Yesterday one of my wonderful roommates sent me a link to the blog Six Year Med, and I've been reading the back articles. I like finding out what makes people tick, and Danielle is an excellent writer.

Tonight I found this post, Evidence of Things Unseen.

It was a good reminder. Sometimes we run from responsibility that we should have shouldered. But sometimes we carry it too long, carry what never should have been ours originally.

Jars of Clay:

All of those nights
Spend alone in the darkness of your mind
Give it up
Let it go
These are things you were never meant to shoulder...


Conversation with a sobbing friend:

"This was never your choice to make. You have been faithful much..."

"I should be the one paying the prices."

Because we're prideful and we want to carry the world on our shoulders and be the savior.

I know, because that's me.

The good thing is, I'm not the world's savior.

He is.

It's good to be reminded from time to time that it's not my responsibility to save the world. Rather, to be faithful.

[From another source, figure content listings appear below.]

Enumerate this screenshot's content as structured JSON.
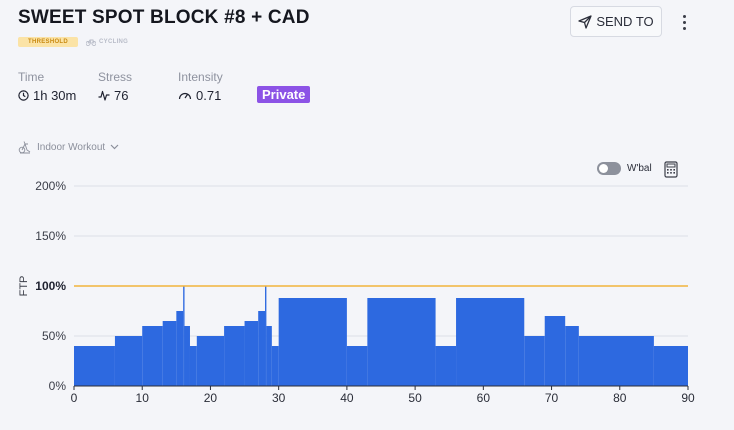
{
  "header": {
    "title": "SWEET SPOT BLOCK #8 + CAD",
    "tag_threshold": "THRESHOLD",
    "tag_sport": "CYCLING",
    "send_label": "SEND TO"
  },
  "stats": {
    "time_label": "Time",
    "time_value": "1h 30m",
    "stress_label": "Stress",
    "stress_value": "76",
    "intensity_label": "Intensity",
    "intensity_value": "0.71",
    "privacy_badge": "Private"
  },
  "workout_type": "Indoor Workout",
  "wbal_label": "W'bal",
  "colors": {
    "bar": "#2d69e0",
    "ftp_line": "#f1b43c",
    "private": "#8c53e6",
    "grid": "#dde0e6"
  },
  "chart_data": {
    "type": "area",
    "ylabel": "FTP",
    "xlim": [
      0,
      90
    ],
    "ylim": [
      0,
      200
    ],
    "x_ticks": [
      0,
      10,
      20,
      30,
      40,
      50,
      60,
      70,
      80,
      90
    ],
    "y_ticks": [
      0,
      50,
      100,
      150,
      200
    ],
    "y_tick_labels": [
      "0%",
      "50%",
      "100%",
      "150%",
      "200%"
    ],
    "reference_line": 100,
    "segments": [
      {
        "start": 0,
        "end": 6,
        "value": 40
      },
      {
        "start": 6,
        "end": 10,
        "value": 50
      },
      {
        "start": 10,
        "end": 13,
        "value": 60
      },
      {
        "start": 13,
        "end": 15,
        "value": 65
      },
      {
        "start": 15,
        "end": 16,
        "value": 75
      },
      {
        "start": 16,
        "end": 16.2,
        "value": 100
      },
      {
        "start": 16.2,
        "end": 17,
        "value": 60
      },
      {
        "start": 17,
        "end": 18,
        "value": 40
      },
      {
        "start": 18,
        "end": 22,
        "value": 50
      },
      {
        "start": 22,
        "end": 25,
        "value": 60
      },
      {
        "start": 25,
        "end": 27,
        "value": 65
      },
      {
        "start": 27,
        "end": 28,
        "value": 75
      },
      {
        "start": 28,
        "end": 28.2,
        "value": 100
      },
      {
        "start": 28.2,
        "end": 29,
        "value": 60
      },
      {
        "start": 29,
        "end": 30,
        "value": 40
      },
      {
        "start": 30,
        "end": 40,
        "value": 88
      },
      {
        "start": 40,
        "end": 43,
        "value": 40
      },
      {
        "start": 43,
        "end": 53,
        "value": 88
      },
      {
        "start": 53,
        "end": 56,
        "value": 40
      },
      {
        "start": 56,
        "end": 66,
        "value": 88
      },
      {
        "start": 66,
        "end": 69,
        "value": 50
      },
      {
        "start": 69,
        "end": 72,
        "value": 70
      },
      {
        "start": 72,
        "end": 74,
        "value": 60
      },
      {
        "start": 74,
        "end": 85,
        "value": 50
      },
      {
        "start": 85,
        "end": 90,
        "value": 40
      }
    ]
  }
}
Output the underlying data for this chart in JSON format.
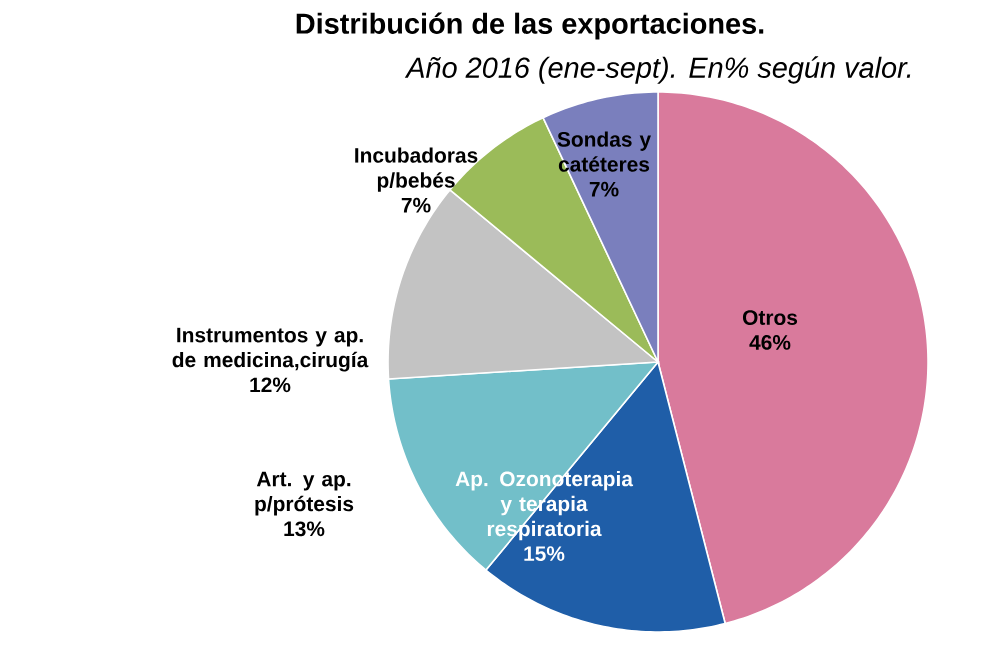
{
  "chart_data": {
    "type": "pie",
    "title": "Distribución de las exportaciones.",
    "subtitle": "Año 2016 (ene-sept). En% según valor.",
    "categories": [
      "Otros",
      "Ap. Ozonoterapia y terapia respiratoria",
      "Art. y ap. p/prótesis",
      "Instrumentos y ap. de medicina,cirugía",
      "Incubadoras p/bebés",
      "Sondas y catéteres"
    ],
    "values": [
      46,
      15,
      13,
      12,
      7,
      7
    ],
    "colors": [
      "#d97a9c",
      "#1f5ea8",
      "#72bfc9",
      "#c3c3c3",
      "#9bbb59",
      "#7a7fbd"
    ],
    "value_labels": [
      "46%",
      "15%",
      "13%",
      "12%",
      "7%",
      "7%"
    ]
  }
}
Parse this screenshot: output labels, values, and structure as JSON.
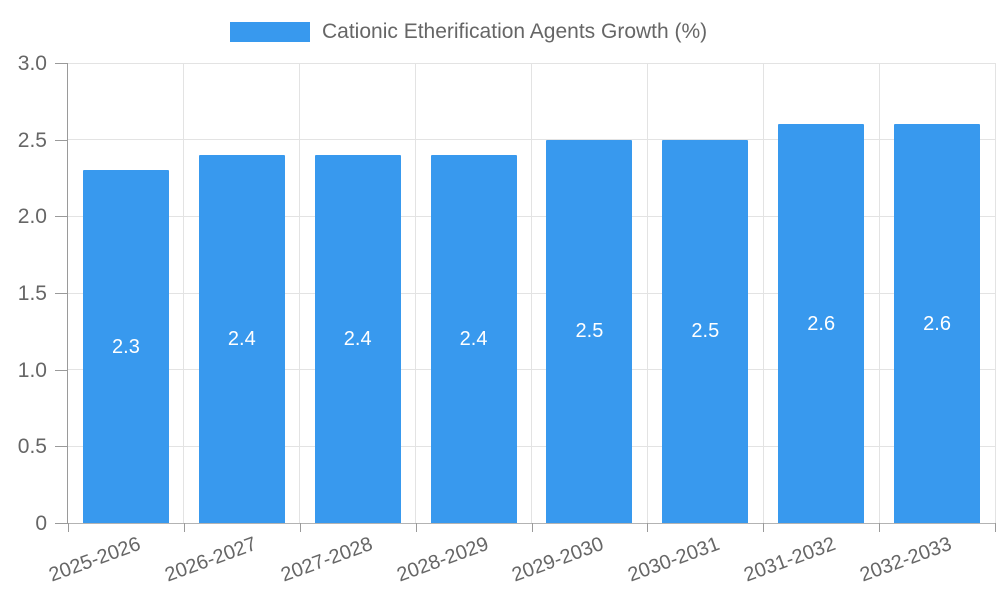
{
  "legend": {
    "label": "Cationic Etherification Agents Growth (%)",
    "swatch_color": "#3899EE"
  },
  "chart_data": {
    "type": "bar",
    "title": "Cationic Etherification Agents Growth (%)",
    "categories": [
      "2025-2026",
      "2026-2027",
      "2027-2028",
      "2028-2029",
      "2029-2030",
      "2030-2031",
      "2031-2032",
      "2032-2033"
    ],
    "series": [
      {
        "name": "Cationic Etherification Agents Growth (%)",
        "values": [
          2.3,
          2.4,
          2.4,
          2.4,
          2.5,
          2.5,
          2.6,
          2.6
        ]
      }
    ],
    "value_labels": [
      "2.3",
      "2.4",
      "2.4",
      "2.4",
      "2.5",
      "2.5",
      "2.6",
      "2.6"
    ],
    "xlabel": "",
    "ylabel": "",
    "ylim": [
      0,
      3.0
    ],
    "y_ticks": [
      {
        "value": 3.0,
        "label": "3.0"
      },
      {
        "value": 2.5,
        "label": "2.5"
      },
      {
        "value": 2.0,
        "label": "2.0"
      },
      {
        "value": 1.5,
        "label": "1.5"
      },
      {
        "value": 1.0,
        "label": "1.0"
      },
      {
        "value": 0.5,
        "label": "0.5"
      },
      {
        "value": 0.0,
        "label": "0"
      }
    ],
    "grid": true,
    "legend_position": "top"
  },
  "colors": {
    "bar": "#3899EE",
    "grid": "#e3e3e3",
    "axis": "#9a9a9a",
    "tick_text": "#666666",
    "value_label_text": "#ffffff",
    "background": "#ffffff"
  }
}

Tim Keller's book Counterfeit Gods does an excellent job of issuing this reminder again. He writes,

There is legitimate guilt that is removed through repentance and restitution, and then there is irremediable guilt. When people say, "I know God forgives me, but I can't forgive myself," they mean that they have failed an idol, whose approval is more important to them then God's.

It sounds silly, and I'd love to be able to say, "No, my identity is fully rooted in Christ, and I only rely on what God says about me to know who I am." But I don't. Because I'm prideful, and it's a lot more in keeping with what I'd like to think about how the world depends on me.

But I need to know that it doesn't. Because it's weight that I cannot carry, weight that only a Savior who is God can, and only a Savior who is man can understand how it breaks you.

That's why I need Advent, because I need Christmas, because I need Him to be born and live and die and be my great High Priest.